4. Phishing: Is a common way to get information and data from an unaware target, generally the social engineer sends a message to their target as an organization or someone else and asking for an action from them, such as verifying their email or downloading a specific program. It's worth mentioning that phishing has different forms and types.
- Spam phishing: Which is often sent in bulk to many users.
- Spear Phishing: Unlike Spam, it targets only one person or organization as celebrities and important peoples.
- Vishing: This type of phishing is performed voice messages. It may be an automatic message and may talk to you personally to build more trust.
- Smishing: This type of phishing is performed through SMS.
- Email phishing: One of the traditional and most common types of phishing sent by email.
- Phishing link: is a falsified link you receive that contains malware
- in-session Phishing: Occurs when you're on your account or platform and you're suddenly being asked to login again.
In the phishing example, the social engineer may present himself as your bank's organization and ask you to click on a link and entering your detail there. Those who click on the link will take them to a fake website like the original site, so when you enter your information, it goes directly into the pocket of a social engineer.
5.DNS Spoofing: Also known as cache poisoning, occurs when the browser is manipulated, and users are directed to a harmful website. In 2018, $17 million in bitcoin was stolen from users of the MyEtherWallet website.
6.Baiting: This type often occurs on social medias when someone asks you to download a video or piece of music that is secretly linked to the virus.
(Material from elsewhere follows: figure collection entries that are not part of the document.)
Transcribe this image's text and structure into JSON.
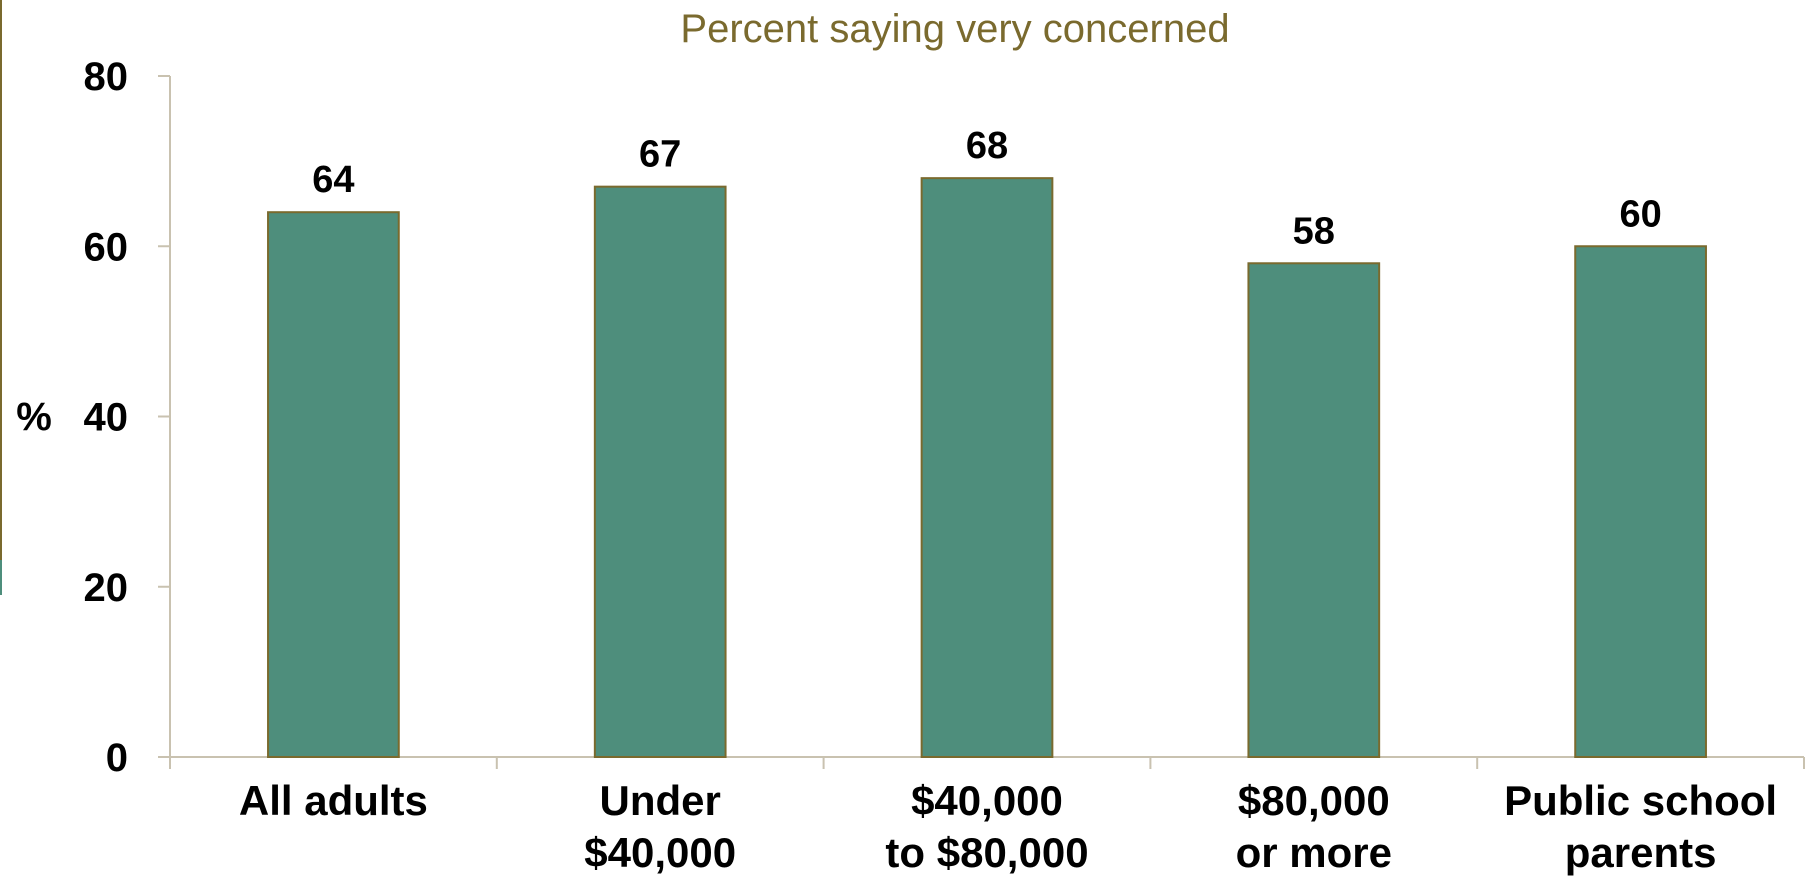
{
  "chart_data": {
    "type": "bar",
    "title": "Percent saying very concerned",
    "ylabel": "%",
    "categories": [
      [
        "All adults"
      ],
      [
        "Under",
        "$40,000"
      ],
      [
        "$40,000",
        "to $80,000"
      ],
      [
        "$80,000",
        "or more"
      ],
      [
        "Public school",
        "parents"
      ]
    ],
    "values": [
      64,
      67,
      68,
      58,
      60
    ],
    "ylim": [
      0,
      80
    ],
    "yticks": [
      0,
      20,
      40,
      60,
      80
    ],
    "grid": false,
    "bar_color": "#4e8e7c",
    "bar_border_color": "#7a6a2e",
    "title_color": "#7a6a2e"
  }
}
Or the engineer may leave a USB in a public place that loaded with viruses and anyone who plug it to his device immediately the virus will be transferred to his device.
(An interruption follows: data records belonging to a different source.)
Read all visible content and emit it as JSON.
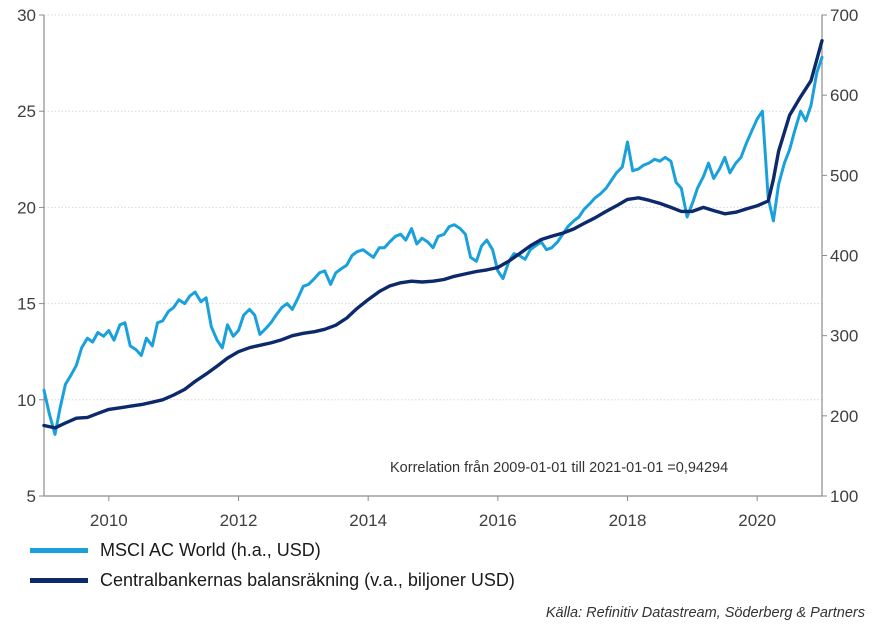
{
  "chart_data": {
    "type": "line",
    "title": "",
    "annotation": "Korrelation från  2009-01-01 till 2021-01-01 =0,94294",
    "source": "Källa: Refinitiv Datastream, Söderberg & Partners",
    "x_ticks": [
      "2010",
      "2012",
      "2014",
      "2016",
      "2018",
      "2020"
    ],
    "xlim": [
      2009.0,
      2021.0
    ],
    "y_left": {
      "lim": [
        5,
        30
      ],
      "ticks": [
        "5",
        "10",
        "15",
        "20",
        "25",
        "30"
      ]
    },
    "y_right": {
      "lim": [
        100,
        700
      ],
      "ticks": [
        "100",
        "200",
        "300",
        "400",
        "500",
        "600",
        "700"
      ]
    },
    "grid": true,
    "legend_position": "bottom-left",
    "series": [
      {
        "name": "MSCI AC World (h.a., USD)",
        "axis": "left",
        "color": "#1aa1db",
        "points": [
          [
            2009.0,
            10.5
          ],
          [
            2009.08,
            9.3
          ],
          [
            2009.17,
            8.2
          ],
          [
            2009.25,
            9.6
          ],
          [
            2009.33,
            10.8
          ],
          [
            2009.42,
            11.3
          ],
          [
            2009.5,
            11.8
          ],
          [
            2009.58,
            12.7
          ],
          [
            2009.67,
            13.2
          ],
          [
            2009.75,
            13.0
          ],
          [
            2009.83,
            13.5
          ],
          [
            2009.92,
            13.3
          ],
          [
            2010.0,
            13.6
          ],
          [
            2010.08,
            13.1
          ],
          [
            2010.17,
            13.9
          ],
          [
            2010.25,
            14.0
          ],
          [
            2010.33,
            12.8
          ],
          [
            2010.42,
            12.6
          ],
          [
            2010.5,
            12.3
          ],
          [
            2010.58,
            13.2
          ],
          [
            2010.67,
            12.8
          ],
          [
            2010.75,
            14.0
          ],
          [
            2010.83,
            14.1
          ],
          [
            2010.92,
            14.6
          ],
          [
            2011.0,
            14.8
          ],
          [
            2011.08,
            15.2
          ],
          [
            2011.17,
            15.0
          ],
          [
            2011.25,
            15.4
          ],
          [
            2011.33,
            15.6
          ],
          [
            2011.42,
            15.1
          ],
          [
            2011.5,
            15.3
          ],
          [
            2011.58,
            13.8
          ],
          [
            2011.67,
            13.1
          ],
          [
            2011.75,
            12.7
          ],
          [
            2011.83,
            13.9
          ],
          [
            2011.92,
            13.3
          ],
          [
            2012.0,
            13.6
          ],
          [
            2012.08,
            14.4
          ],
          [
            2012.17,
            14.7
          ],
          [
            2012.25,
            14.4
          ],
          [
            2012.33,
            13.4
          ],
          [
            2012.42,
            13.7
          ],
          [
            2012.5,
            14.0
          ],
          [
            2012.58,
            14.4
          ],
          [
            2012.67,
            14.8
          ],
          [
            2012.75,
            15.0
          ],
          [
            2012.83,
            14.7
          ],
          [
            2012.92,
            15.3
          ],
          [
            2013.0,
            15.9
          ],
          [
            2013.08,
            16.0
          ],
          [
            2013.17,
            16.3
          ],
          [
            2013.25,
            16.6
          ],
          [
            2013.33,
            16.7
          ],
          [
            2013.42,
            16.0
          ],
          [
            2013.5,
            16.6
          ],
          [
            2013.58,
            16.8
          ],
          [
            2013.67,
            17.0
          ],
          [
            2013.75,
            17.5
          ],
          [
            2013.83,
            17.7
          ],
          [
            2013.92,
            17.8
          ],
          [
            2014.0,
            17.6
          ],
          [
            2014.08,
            17.4
          ],
          [
            2014.17,
            17.9
          ],
          [
            2014.25,
            17.9
          ],
          [
            2014.33,
            18.2
          ],
          [
            2014.42,
            18.5
          ],
          [
            2014.5,
            18.6
          ],
          [
            2014.58,
            18.3
          ],
          [
            2014.67,
            18.9
          ],
          [
            2014.75,
            18.1
          ],
          [
            2014.83,
            18.4
          ],
          [
            2014.92,
            18.2
          ],
          [
            2015.0,
            17.9
          ],
          [
            2015.08,
            18.5
          ],
          [
            2015.17,
            18.6
          ],
          [
            2015.25,
            19.0
          ],
          [
            2015.33,
            19.1
          ],
          [
            2015.42,
            18.9
          ],
          [
            2015.5,
            18.6
          ],
          [
            2015.58,
            17.4
          ],
          [
            2015.67,
            17.2
          ],
          [
            2015.75,
            18.0
          ],
          [
            2015.83,
            18.3
          ],
          [
            2015.92,
            17.8
          ],
          [
            2016.0,
            16.7
          ],
          [
            2016.08,
            16.3
          ],
          [
            2016.17,
            17.2
          ],
          [
            2016.25,
            17.6
          ],
          [
            2016.33,
            17.5
          ],
          [
            2016.42,
            17.3
          ],
          [
            2016.5,
            17.8
          ],
          [
            2016.58,
            18.0
          ],
          [
            2016.67,
            18.2
          ],
          [
            2016.75,
            17.8
          ],
          [
            2016.83,
            17.9
          ],
          [
            2016.92,
            18.2
          ],
          [
            2017.0,
            18.6
          ],
          [
            2017.08,
            19.0
          ],
          [
            2017.17,
            19.3
          ],
          [
            2017.25,
            19.5
          ],
          [
            2017.33,
            19.9
          ],
          [
            2017.42,
            20.2
          ],
          [
            2017.5,
            20.5
          ],
          [
            2017.58,
            20.7
          ],
          [
            2017.67,
            21.0
          ],
          [
            2017.75,
            21.4
          ],
          [
            2017.83,
            21.8
          ],
          [
            2017.92,
            22.1
          ],
          [
            2018.0,
            23.4
          ],
          [
            2018.08,
            21.9
          ],
          [
            2018.17,
            22.0
          ],
          [
            2018.25,
            22.2
          ],
          [
            2018.33,
            22.3
          ],
          [
            2018.42,
            22.5
          ],
          [
            2018.5,
            22.4
          ],
          [
            2018.58,
            22.6
          ],
          [
            2018.67,
            22.4
          ],
          [
            2018.75,
            21.3
          ],
          [
            2018.83,
            21.0
          ],
          [
            2018.92,
            19.5
          ],
          [
            2019.0,
            20.2
          ],
          [
            2019.08,
            21.0
          ],
          [
            2019.17,
            21.6
          ],
          [
            2019.25,
            22.3
          ],
          [
            2019.33,
            21.5
          ],
          [
            2019.42,
            22.0
          ],
          [
            2019.5,
            22.6
          ],
          [
            2019.58,
            21.8
          ],
          [
            2019.67,
            22.3
          ],
          [
            2019.75,
            22.6
          ],
          [
            2019.83,
            23.3
          ],
          [
            2019.92,
            24.0
          ],
          [
            2020.0,
            24.6
          ],
          [
            2020.08,
            25.0
          ],
          [
            2020.17,
            20.5
          ],
          [
            2020.25,
            19.3
          ],
          [
            2020.33,
            21.2
          ],
          [
            2020.42,
            22.3
          ],
          [
            2020.5,
            23.0
          ],
          [
            2020.58,
            24.0
          ],
          [
            2020.67,
            25.0
          ],
          [
            2020.75,
            24.5
          ],
          [
            2020.83,
            25.3
          ],
          [
            2020.92,
            27.0
          ],
          [
            2021.0,
            27.8
          ]
        ]
      },
      {
        "name": "Centralbankernas balansräkning (v.a., biljoner USD)",
        "axis": "right",
        "color": "#0c2a6b",
        "points": [
          [
            2009.0,
            188
          ],
          [
            2009.17,
            185
          ],
          [
            2009.33,
            191
          ],
          [
            2009.5,
            197
          ],
          [
            2009.67,
            198
          ],
          [
            2009.83,
            203
          ],
          [
            2010.0,
            208
          ],
          [
            2010.17,
            210
          ],
          [
            2010.33,
            212
          ],
          [
            2010.5,
            214
          ],
          [
            2010.67,
            217
          ],
          [
            2010.83,
            220
          ],
          [
            2011.0,
            226
          ],
          [
            2011.17,
            233
          ],
          [
            2011.33,
            243
          ],
          [
            2011.5,
            252
          ],
          [
            2011.67,
            262
          ],
          [
            2011.83,
            272
          ],
          [
            2012.0,
            280
          ],
          [
            2012.17,
            285
          ],
          [
            2012.33,
            288
          ],
          [
            2012.5,
            291
          ],
          [
            2012.67,
            295
          ],
          [
            2012.83,
            300
          ],
          [
            2013.0,
            303
          ],
          [
            2013.17,
            305
          ],
          [
            2013.33,
            308
          ],
          [
            2013.5,
            313
          ],
          [
            2013.67,
            322
          ],
          [
            2013.83,
            334
          ],
          [
            2014.0,
            345
          ],
          [
            2014.17,
            355
          ],
          [
            2014.33,
            362
          ],
          [
            2014.5,
            366
          ],
          [
            2014.67,
            368
          ],
          [
            2014.83,
            367
          ],
          [
            2015.0,
            368
          ],
          [
            2015.17,
            370
          ],
          [
            2015.33,
            374
          ],
          [
            2015.5,
            377
          ],
          [
            2015.67,
            380
          ],
          [
            2015.83,
            382
          ],
          [
            2016.0,
            385
          ],
          [
            2016.17,
            393
          ],
          [
            2016.33,
            402
          ],
          [
            2016.5,
            412
          ],
          [
            2016.67,
            420
          ],
          [
            2016.83,
            424
          ],
          [
            2017.0,
            428
          ],
          [
            2017.17,
            433
          ],
          [
            2017.33,
            440
          ],
          [
            2017.5,
            447
          ],
          [
            2017.67,
            455
          ],
          [
            2017.83,
            462
          ],
          [
            2018.0,
            470
          ],
          [
            2018.17,
            472
          ],
          [
            2018.33,
            469
          ],
          [
            2018.5,
            465
          ],
          [
            2018.67,
            460
          ],
          [
            2018.83,
            455
          ],
          [
            2019.0,
            455
          ],
          [
            2019.17,
            460
          ],
          [
            2019.33,
            456
          ],
          [
            2019.5,
            452
          ],
          [
            2019.67,
            454
          ],
          [
            2019.83,
            458
          ],
          [
            2020.0,
            462
          ],
          [
            2020.17,
            468
          ],
          [
            2020.25,
            495
          ],
          [
            2020.33,
            530
          ],
          [
            2020.5,
            575
          ],
          [
            2020.67,
            598
          ],
          [
            2020.83,
            618
          ],
          [
            2021.0,
            668
          ]
        ]
      }
    ]
  }
}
7.Physical breaches: The social engineer may show himself as an IT expert and go to an organization to repair the staff's equipment so that he/she will have full power over the devices and can set up his/her own keylogger program on them.
8.pretexting: The social engineer himself creates a story that he knows it will capture of his target’s attention, Once the story hooks the person, the engineer tries to deceive him and get his confidential data.
9.Watering hole attack: In this way, only one page of a well-known website is targeted, a page with many visits thus reaches the highest number of victims.
10.Quid pro quo: It often happens on gaming platforms when someone sells game activation code or cheat codes and asks you to give him/her your account to finish your work eventually you'll never see your account.
How do you avoid social engineering attacks?
The best defense and protection against these attacks is to educate yourself of their attack types and signs so that you can easily recognize them, and consider the following instructions:
When using the Internet: the first line of defense in social engineering is yourself so be aware of these points:
- Don't open a link you didn't ask for.
- Don't publish too much personal information.
- Be careful with friends you know only on the Internet.
- Recognize the signs of social engineering.
secure your account and network: After your awareness, you need to protect your network and accounts, where you carry sensitive and confidential information.
- Use two-factor authentication.
- use strong and unique passwords and change them quickly.
- Use a software to manage your passwords.
- Set high spam filters.
- Do not allow strangers to use your Wi-Fi.
- Use VPN.
- monitor your account activity continuously.
Secure your devices:
- Don't leave your device unattended.
- Use an antivirus and security program (we recommend Kaspersky).
- keep your software and systems up to date.